Thanks guys! Good info! Freddy, where do you get your state-by-state numbers? I can only find those for more recent elections; would love to get detailed breakdowns going way back (county level would be even better). So your case, which seems pretty persuasive, is that it’s simple, really: to make a topographical analogy, Maine and Vermont were the mountain peaks of GOP support in previous elections, so in the 1930s the swiftly rising tide of support for the Democrats left those peaks as isolated islands. That about right?
Hari, you probably have a good point there about abolitionism.

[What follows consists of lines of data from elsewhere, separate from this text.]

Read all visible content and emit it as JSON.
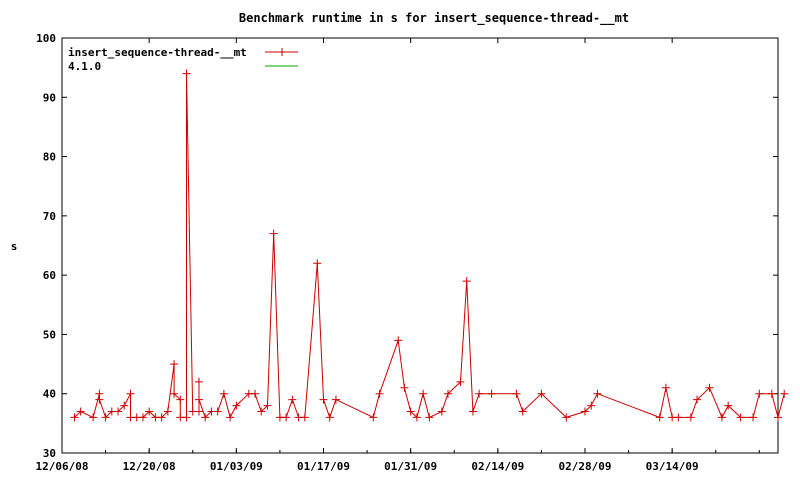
{
  "chart_data": {
    "type": "line",
    "title": "Benchmark runtime in s for insert_sequence-thread-__mt",
    "xlabel": "",
    "ylabel": "s",
    "ylim": [
      30,
      100
    ],
    "xlim": [
      "2008-12-06",
      "2009-03-31"
    ],
    "yticks": [
      "30",
      "40",
      "50",
      "60",
      "70",
      "80",
      "90",
      "100"
    ],
    "xticks": [
      {
        "label": "12/06/08",
        "date": "2008-12-06"
      },
      {
        "label": "12/20/08",
        "date": "2008-12-20"
      },
      {
        "label": "01/03/09",
        "date": "2009-01-03"
      },
      {
        "label": "01/17/09",
        "date": "2009-01-17"
      },
      {
        "label": "01/31/09",
        "date": "2009-01-31"
      },
      {
        "label": "02/14/09",
        "date": "2009-02-14"
      },
      {
        "label": "02/28/09",
        "date": "2009-02-28"
      },
      {
        "label": "03/14/09",
        "date": "2009-03-14"
      }
    ],
    "legend_position": "top-left",
    "grid": false,
    "series": [
      {
        "name": "insert_sequence-thread-__mt",
        "color": "#cc0000",
        "marker": "plus",
        "points": [
          [
            "2008-12-08",
            36
          ],
          [
            "2008-12-09",
            37
          ],
          [
            "2008-12-11",
            36
          ],
          [
            "2008-12-12",
            40
          ],
          [
            "2008-12-12",
            39
          ],
          [
            "2008-12-13",
            36
          ],
          [
            "2008-12-14",
            37
          ],
          [
            "2008-12-15",
            37
          ],
          [
            "2008-12-16",
            38
          ],
          [
            "2008-12-17",
            40
          ],
          [
            "2008-12-17",
            36
          ],
          [
            "2008-12-18",
            36
          ],
          [
            "2008-12-19",
            36
          ],
          [
            "2008-12-20",
            37
          ],
          [
            "2008-12-21",
            36
          ],
          [
            "2008-12-22",
            36
          ],
          [
            "2008-12-23",
            37
          ],
          [
            "2008-12-24",
            45
          ],
          [
            "2008-12-24",
            40
          ],
          [
            "2008-12-25",
            39
          ],
          [
            "2008-12-25",
            36
          ],
          [
            "2008-12-26",
            36
          ],
          [
            "2008-12-26",
            94
          ],
          [
            "2008-12-27",
            37
          ],
          [
            "2008-12-28",
            37
          ],
          [
            "2008-12-28",
            42
          ],
          [
            "2008-12-28",
            39
          ],
          [
            "2008-12-29",
            36
          ],
          [
            "2008-12-30",
            37
          ],
          [
            "2008-12-31",
            37
          ],
          [
            "2009-01-01",
            40
          ],
          [
            "2009-01-02",
            36
          ],
          [
            "2009-01-03",
            38
          ],
          [
            "2009-01-05",
            40
          ],
          [
            "2009-01-06",
            40
          ],
          [
            "2009-01-07",
            37
          ],
          [
            "2009-01-08",
            38
          ],
          [
            "2009-01-09",
            67
          ],
          [
            "2009-01-10",
            36
          ],
          [
            "2009-01-11",
            36
          ],
          [
            "2009-01-12",
            39
          ],
          [
            "2009-01-13",
            36
          ],
          [
            "2009-01-14",
            36
          ],
          [
            "2009-01-16",
            62
          ],
          [
            "2009-01-17",
            39
          ],
          [
            "2009-01-18",
            36
          ],
          [
            "2009-01-19",
            39
          ],
          [
            "2009-01-25",
            36
          ],
          [
            "2009-01-26",
            40
          ],
          [
            "2009-01-29",
            49
          ],
          [
            "2009-01-30",
            41
          ],
          [
            "2009-01-31",
            37
          ],
          [
            "2009-02-01",
            36
          ],
          [
            "2009-02-02",
            40
          ],
          [
            "2009-02-03",
            36
          ],
          [
            "2009-02-05",
            37
          ],
          [
            "2009-02-06",
            40
          ],
          [
            "2009-02-08",
            42
          ],
          [
            "2009-02-09",
            59
          ],
          [
            "2009-02-10",
            37
          ],
          [
            "2009-02-11",
            40
          ],
          [
            "2009-02-13",
            40
          ],
          [
            "2009-02-17",
            40
          ],
          [
            "2009-02-18",
            37
          ],
          [
            "2009-02-21",
            40
          ],
          [
            "2009-02-25",
            36
          ],
          [
            "2009-02-28",
            37
          ],
          [
            "2009-03-01",
            38
          ],
          [
            "2009-03-02",
            40
          ],
          [
            "2009-03-12",
            36
          ],
          [
            "2009-03-13",
            41
          ],
          [
            "2009-03-14",
            36
          ],
          [
            "2009-03-15",
            36
          ],
          [
            "2009-03-17",
            36
          ],
          [
            "2009-03-18",
            39
          ],
          [
            "2009-03-20",
            41
          ],
          [
            "2009-03-22",
            36
          ],
          [
            "2009-03-23",
            38
          ],
          [
            "2009-03-25",
            36
          ],
          [
            "2009-03-27",
            36
          ],
          [
            "2009-03-28",
            40
          ],
          [
            "2009-03-30",
            40
          ],
          [
            "2009-03-31",
            36
          ],
          [
            "2009-04-01",
            40
          ]
        ]
      },
      {
        "name": "4.1.0",
        "color": "#00aa00",
        "marker": "none",
        "points": []
      }
    ]
  }
}
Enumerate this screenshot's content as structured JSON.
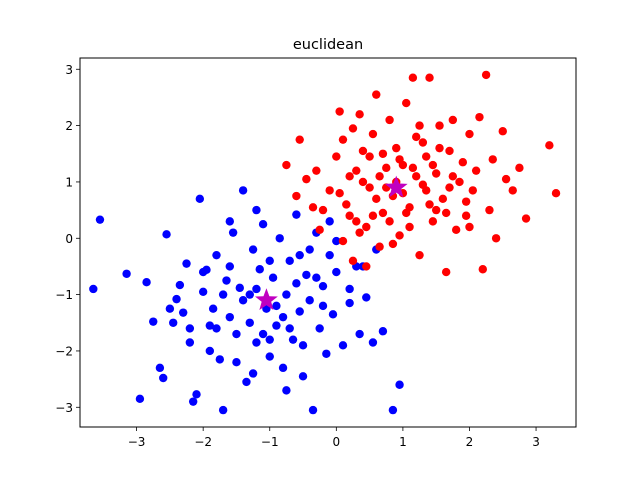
{
  "chart_data": {
    "type": "scatter",
    "title": "euclidean",
    "xlabel": "",
    "ylabel": "",
    "xlim": [
      -3.85,
      3.6
    ],
    "ylim": [
      -3.35,
      3.2
    ],
    "xticks": [
      -3,
      -2,
      -1,
      0,
      1,
      2,
      3
    ],
    "yticks": [
      -3,
      -2,
      -1,
      0,
      1,
      2,
      3
    ],
    "xtick_labels": [
      "−3",
      "−2",
      "−1",
      "0",
      "1",
      "2",
      "3"
    ],
    "ytick_labels": [
      "−3",
      "−2",
      "−1",
      "0",
      "1",
      "2",
      "3"
    ],
    "grid": false,
    "series": [
      {
        "color": "#0000ff",
        "marker": "circle",
        "points": [
          [
            -3.55,
            0.33
          ],
          [
            -3.65,
            -0.9
          ],
          [
            -3.15,
            -0.63
          ],
          [
            -2.85,
            -0.78
          ],
          [
            -2.75,
            -1.48
          ],
          [
            -2.65,
            -2.3
          ],
          [
            -2.6,
            -2.48
          ],
          [
            -2.55,
            0.07
          ],
          [
            -2.45,
            -1.5
          ],
          [
            -2.4,
            -1.08
          ],
          [
            -2.35,
            -0.83
          ],
          [
            -2.3,
            -1.32
          ],
          [
            -2.25,
            -0.45
          ],
          [
            -2.2,
            -1.85
          ],
          [
            -2.15,
            -2.9
          ],
          [
            -2.1,
            -2.77
          ],
          [
            -2.05,
            0.7
          ],
          [
            -2.0,
            -0.95
          ],
          [
            -1.95,
            -0.56
          ],
          [
            -1.9,
            -1.55
          ],
          [
            -1.85,
            -1.25
          ],
          [
            -1.8,
            -0.3
          ],
          [
            -1.75,
            -2.15
          ],
          [
            -1.7,
            -3.05
          ],
          [
            -1.65,
            -0.75
          ],
          [
            -1.6,
            -1.4
          ],
          [
            -1.55,
            0.1
          ],
          [
            -1.5,
            -1.7
          ],
          [
            -1.45,
            -0.88
          ],
          [
            -1.4,
            0.85
          ],
          [
            -1.35,
            -2.55
          ],
          [
            -1.3,
            -1.0
          ],
          [
            -1.25,
            -0.2
          ],
          [
            -1.2,
            -1.85
          ],
          [
            -1.15,
            -0.55
          ],
          [
            -1.1,
            0.25
          ],
          [
            -1.05,
            -1.25
          ],
          [
            -1.0,
            -2.1
          ],
          [
            -0.95,
            -0.7
          ],
          [
            -0.9,
            -1.55
          ],
          [
            -0.85,
            0.0
          ],
          [
            -0.8,
            -2.3
          ],
          [
            -0.75,
            -1.0
          ],
          [
            -0.7,
            -0.4
          ],
          [
            -0.65,
            -1.8
          ],
          [
            -0.6,
            0.42
          ],
          [
            -0.55,
            -1.3
          ],
          [
            -0.5,
            -2.45
          ],
          [
            -0.45,
            -0.65
          ],
          [
            -0.4,
            -1.1
          ],
          [
            -0.35,
            -3.05
          ],
          [
            -0.3,
            0.1
          ],
          [
            -0.25,
            -1.6
          ],
          [
            -0.2,
            -0.85
          ],
          [
            -0.15,
            -2.05
          ],
          [
            -0.1,
            -0.3
          ],
          [
            -0.05,
            -1.35
          ],
          [
            0.0,
            -0.05
          ],
          [
            0.1,
            -1.9
          ],
          [
            0.2,
            -1.15
          ],
          [
            0.3,
            -0.5
          ],
          [
            0.35,
            -1.7
          ],
          [
            0.45,
            -1.05
          ],
          [
            0.55,
            -1.85
          ],
          [
            0.7,
            -1.65
          ],
          [
            0.85,
            -3.05
          ],
          [
            0.95,
            -2.6
          ],
          [
            -2.95,
            -2.85
          ],
          [
            -2.5,
            -1.25
          ],
          [
            -2.0,
            -0.6
          ],
          [
            -1.8,
            -1.6
          ],
          [
            -1.6,
            -0.5
          ],
          [
            -1.4,
            -1.1
          ],
          [
            -1.2,
            -0.9
          ],
          [
            -1.0,
            -0.4
          ],
          [
            -0.8,
            -1.4
          ],
          [
            -0.6,
            -0.8
          ],
          [
            -0.4,
            -0.2
          ],
          [
            -0.2,
            -1.2
          ],
          [
            0.0,
            -0.6
          ],
          [
            0.2,
            -0.9
          ],
          [
            -1.3,
            -1.5
          ],
          [
            -1.1,
            -1.7
          ],
          [
            -0.9,
            -1.2
          ],
          [
            -0.7,
            -1.6
          ],
          [
            -0.5,
            -1.9
          ],
          [
            -1.5,
            -2.2
          ],
          [
            -1.25,
            -2.4
          ],
          [
            -1.0,
            -1.8
          ],
          [
            -0.75,
            -2.7
          ],
          [
            -0.55,
            -0.3
          ],
          [
            -0.3,
            -0.7
          ],
          [
            -1.9,
            -2.0
          ],
          [
            -2.2,
            -1.6
          ],
          [
            -1.7,
            -1.0
          ],
          [
            0.6,
            -0.2
          ],
          [
            0.4,
            -0.5
          ],
          [
            -0.1,
            0.3
          ],
          [
            -1.2,
            0.5
          ],
          [
            -1.6,
            0.3
          ]
        ]
      },
      {
        "color": "#ff0000",
        "marker": "circle",
        "points": [
          [
            -0.75,
            1.3
          ],
          [
            -0.55,
            1.75
          ],
          [
            -0.45,
            1.05
          ],
          [
            -0.35,
            0.55
          ],
          [
            -0.25,
            0.15
          ],
          [
            -0.1,
            0.85
          ],
          [
            0.0,
            1.45
          ],
          [
            0.05,
            2.25
          ],
          [
            0.1,
            -0.05
          ],
          [
            0.15,
            0.6
          ],
          [
            0.2,
            1.1
          ],
          [
            0.25,
            1.95
          ],
          [
            0.3,
            0.3
          ],
          [
            0.35,
            2.2
          ],
          [
            0.4,
            1.55
          ],
          [
            0.45,
            -0.5
          ],
          [
            0.5,
            0.9
          ],
          [
            0.55,
            1.85
          ],
          [
            0.6,
            2.55
          ],
          [
            0.65,
            -0.15
          ],
          [
            0.7,
            0.45
          ],
          [
            0.75,
            1.25
          ],
          [
            0.8,
            2.1
          ],
          [
            0.85,
            0.75
          ],
          [
            0.9,
            1.6
          ],
          [
            0.95,
            0.05
          ],
          [
            1.0,
            1.3
          ],
          [
            1.05,
            2.4
          ],
          [
            1.1,
            0.55
          ],
          [
            1.15,
            2.85
          ],
          [
            1.2,
            1.8
          ],
          [
            1.25,
            -0.3
          ],
          [
            1.3,
            0.95
          ],
          [
            1.35,
            1.45
          ],
          [
            1.4,
            2.85
          ],
          [
            1.45,
            0.3
          ],
          [
            1.5,
            1.15
          ],
          [
            1.55,
            2.0
          ],
          [
            1.6,
            0.7
          ],
          [
            1.65,
            -0.6
          ],
          [
            1.7,
            1.55
          ],
          [
            1.75,
            2.1
          ],
          [
            1.8,
            0.15
          ],
          [
            1.85,
            1.0
          ],
          [
            1.9,
            1.35
          ],
          [
            1.95,
            0.4
          ],
          [
            2.0,
            1.85
          ],
          [
            2.05,
            0.85
          ],
          [
            2.1,
            1.2
          ],
          [
            2.15,
            2.15
          ],
          [
            2.2,
            -0.55
          ],
          [
            2.25,
            2.9
          ],
          [
            2.3,
            0.5
          ],
          [
            2.35,
            1.4
          ],
          [
            2.4,
            0.0
          ],
          [
            2.5,
            1.9
          ],
          [
            2.55,
            1.05
          ],
          [
            2.65,
            0.85
          ],
          [
            2.75,
            1.25
          ],
          [
            2.85,
            0.35
          ],
          [
            3.2,
            1.65
          ],
          [
            3.3,
            0.8
          ],
          [
            0.25,
            -0.4
          ],
          [
            0.45,
            0.2
          ],
          [
            0.7,
            1.5
          ],
          [
            0.9,
            1.0
          ],
          [
            1.1,
            0.2
          ],
          [
            1.3,
            1.7
          ],
          [
            1.5,
            0.5
          ],
          [
            1.7,
            0.9
          ],
          [
            0.3,
            1.2
          ],
          [
            0.6,
            0.7
          ],
          [
            0.8,
            0.3
          ],
          [
            1.0,
            0.8
          ],
          [
            1.2,
            1.1
          ],
          [
            1.4,
            0.6
          ],
          [
            0.2,
            0.4
          ],
          [
            0.4,
            1.0
          ],
          [
            0.55,
            0.4
          ],
          [
            0.75,
            0.9
          ],
          [
            0.95,
            1.4
          ],
          [
            1.15,
            1.25
          ],
          [
            1.35,
            0.85
          ],
          [
            1.55,
            1.6
          ],
          [
            1.75,
            1.1
          ],
          [
            1.95,
            0.65
          ],
          [
            -0.2,
            0.5
          ],
          [
            0.05,
            0.8
          ],
          [
            0.35,
            0.1
          ],
          [
            0.65,
            1.1
          ],
          [
            0.85,
            -0.1
          ],
          [
            1.05,
            0.45
          ],
          [
            1.25,
            2.0
          ],
          [
            1.45,
            1.3
          ],
          [
            1.65,
            0.45
          ],
          [
            -0.6,
            0.75
          ],
          [
            -0.3,
            1.2
          ],
          [
            0.1,
            1.75
          ],
          [
            0.5,
            1.45
          ],
          [
            2.0,
            0.2
          ]
        ]
      },
      {
        "color": "#c000c0",
        "marker": "star",
        "points": [
          [
            -1.05,
            -1.1
          ],
          [
            0.9,
            0.9
          ]
        ]
      }
    ]
  }
}
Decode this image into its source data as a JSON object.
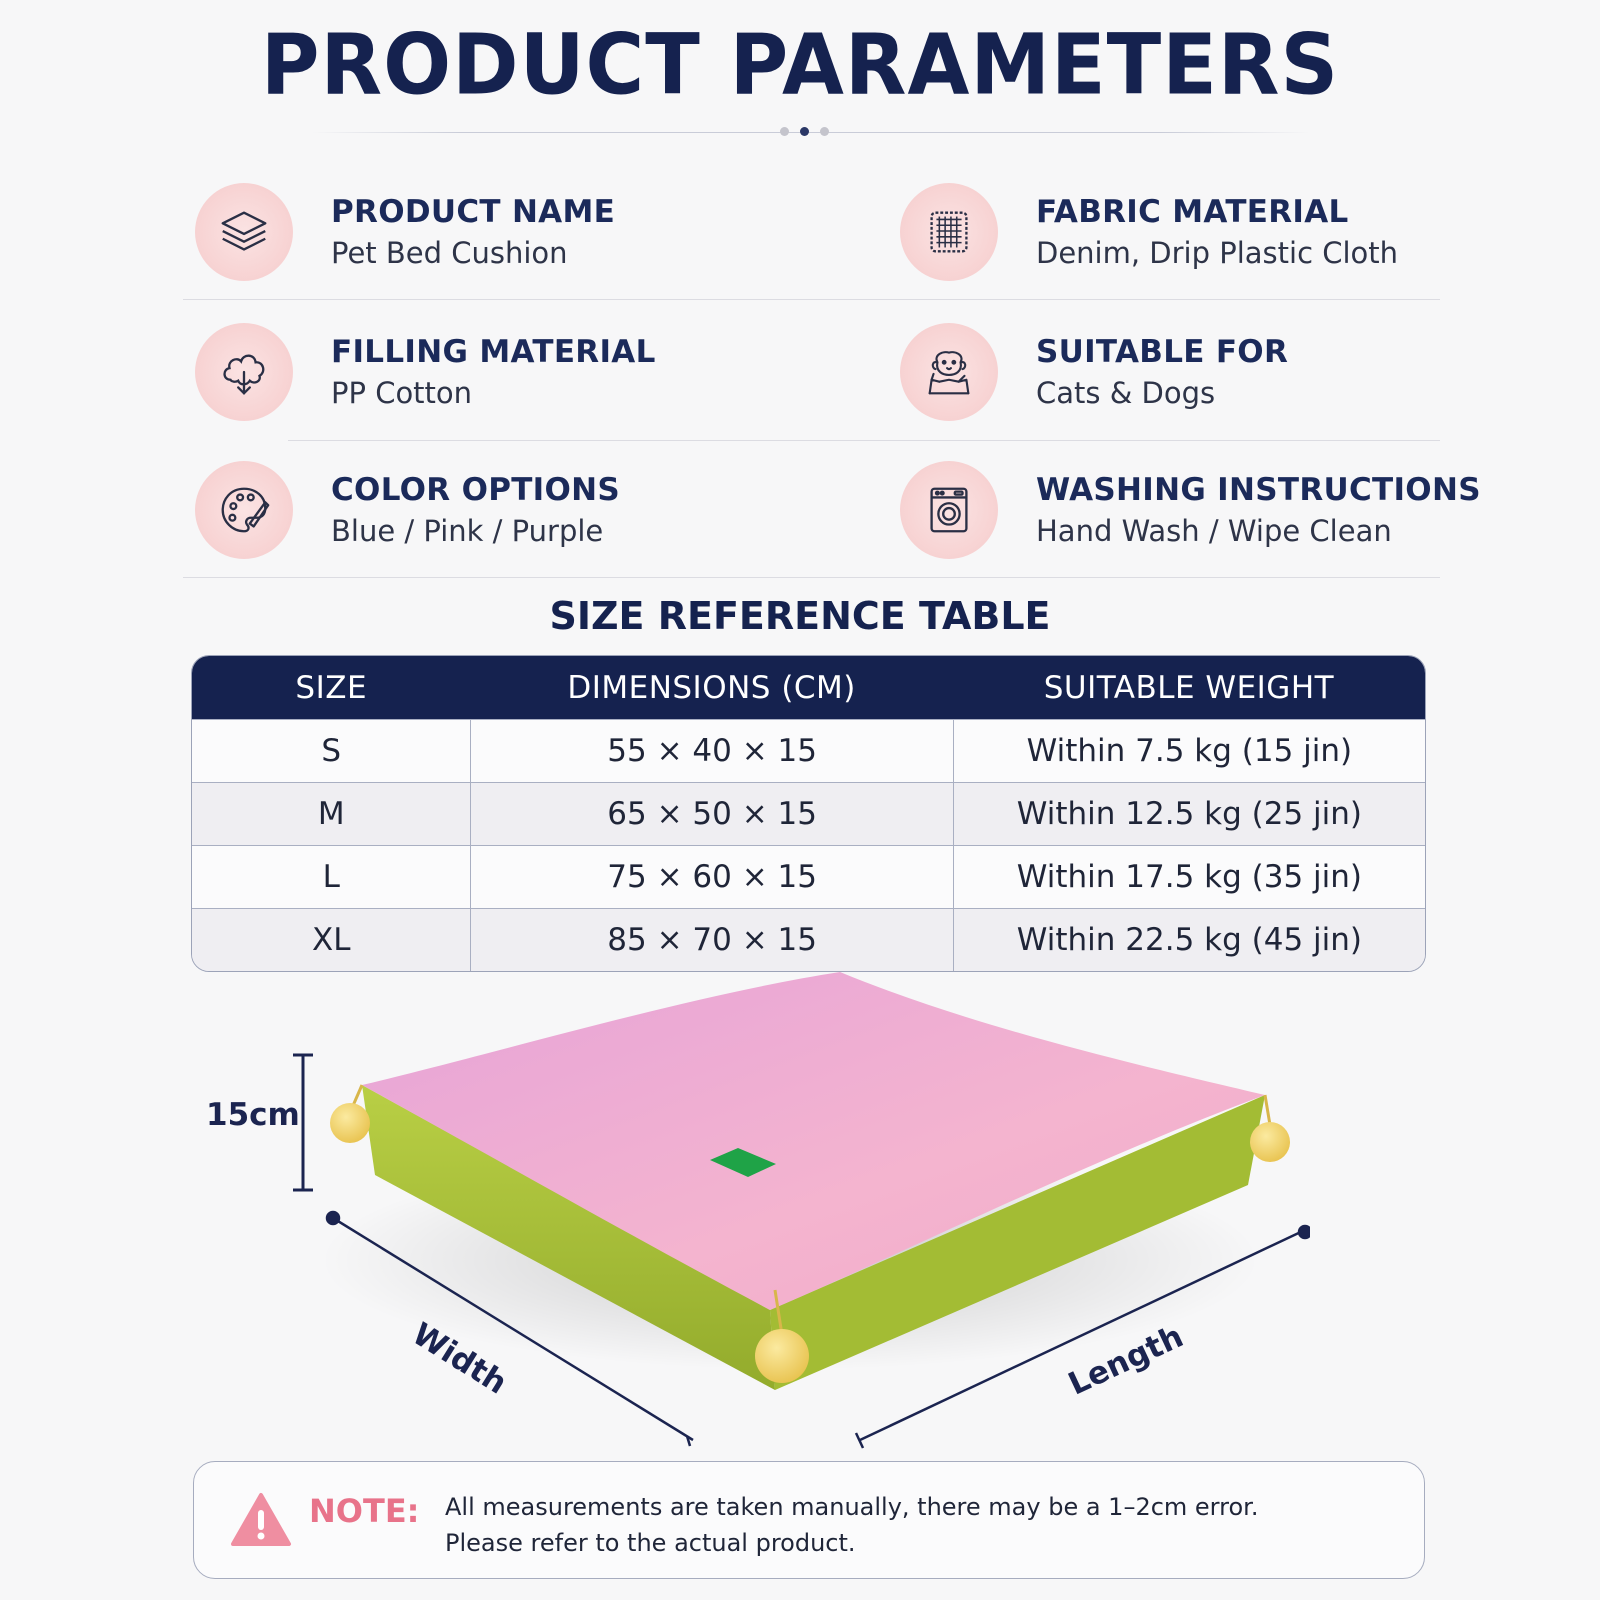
{
  "title": "PRODUCT PARAMETERS",
  "params": [
    {
      "label": "PRODUCT NAME",
      "value": "Pet Bed Cushion",
      "icon": "layers-icon"
    },
    {
      "label": "FABRIC MATERIAL",
      "value": "Denim, Drip Plastic Cloth",
      "icon": "fabric-icon"
    },
    {
      "label": "FILLING MATERIAL",
      "value": "PP Cotton",
      "icon": "cotton-icon"
    },
    {
      "label": "SUITABLE FOR",
      "value": "Cats & Dogs",
      "icon": "pets-icon"
    },
    {
      "label": "COLOR OPTIONS",
      "value": "Blue / Pink / Purple",
      "icon": "palette-icon"
    },
    {
      "label": "WASHING INSTRUCTIONS",
      "value": "Hand Wash / Wipe Clean",
      "icon": "washing-machine-icon"
    }
  ],
  "size_table": {
    "title": "SIZE REFERENCE TABLE",
    "headers": [
      "SIZE",
      "DIMENSIONS (CM)",
      "SUITABLE WEIGHT"
    ],
    "rows": [
      [
        "S",
        "55 × 40 × 15",
        "Within 7.5 kg (15 jin)"
      ],
      [
        "M",
        "65 × 50 × 15",
        "Within 12.5 kg (25 jin)"
      ],
      [
        "L",
        "75 × 60 × 15",
        "Within 17.5 kg (35 jin)"
      ],
      [
        "XL",
        "85 × 70 × 15",
        "Within 22.5 kg (45 jin)"
      ]
    ]
  },
  "diagram": {
    "height_label": "15cm",
    "width_label": "Width",
    "length_label": "Length"
  },
  "note": {
    "label": "NOTE:",
    "line1": "All measurements are taken manually, there may be a 1–2cm error.",
    "line2": "Please refer to the actual product."
  },
  "colors": {
    "navy": "#15224f",
    "icon_bg": "#f7d2d2",
    "note_accent": "#e8738a",
    "bed_top": "#f2aed0",
    "bed_side": "#a9c23a",
    "pompom": "#f3d66c"
  }
}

My impression had been that by 1936 FDR had pulled off the amazing feat of pulling black voters into his coalition (and one would expect civil rights-supporting whites to follow suit) while not (yet) losing the Southern white segregationists; but I was only able to find this source which describes FDR as getting only 23% of the black vote in 1932. The article describes the shift as occurring between '32 and '36, but frustratingly no numbers are given until Truman’s 70% in '48 (at which point Maine and Vermont still went Republican, it should be noted).
Simplico, I like too your characterisation of “white rural northern” states being the only ones that wouldn’t fit into that broad New Deal coalition you described. This seems spot on; but wouldn’t Washington, Minnesota, and Wisconsin also fit that bill? Or were Seattle, Minneapolis/St. Paul, and Milwaukee all even then all big enough to scotch that descriptor?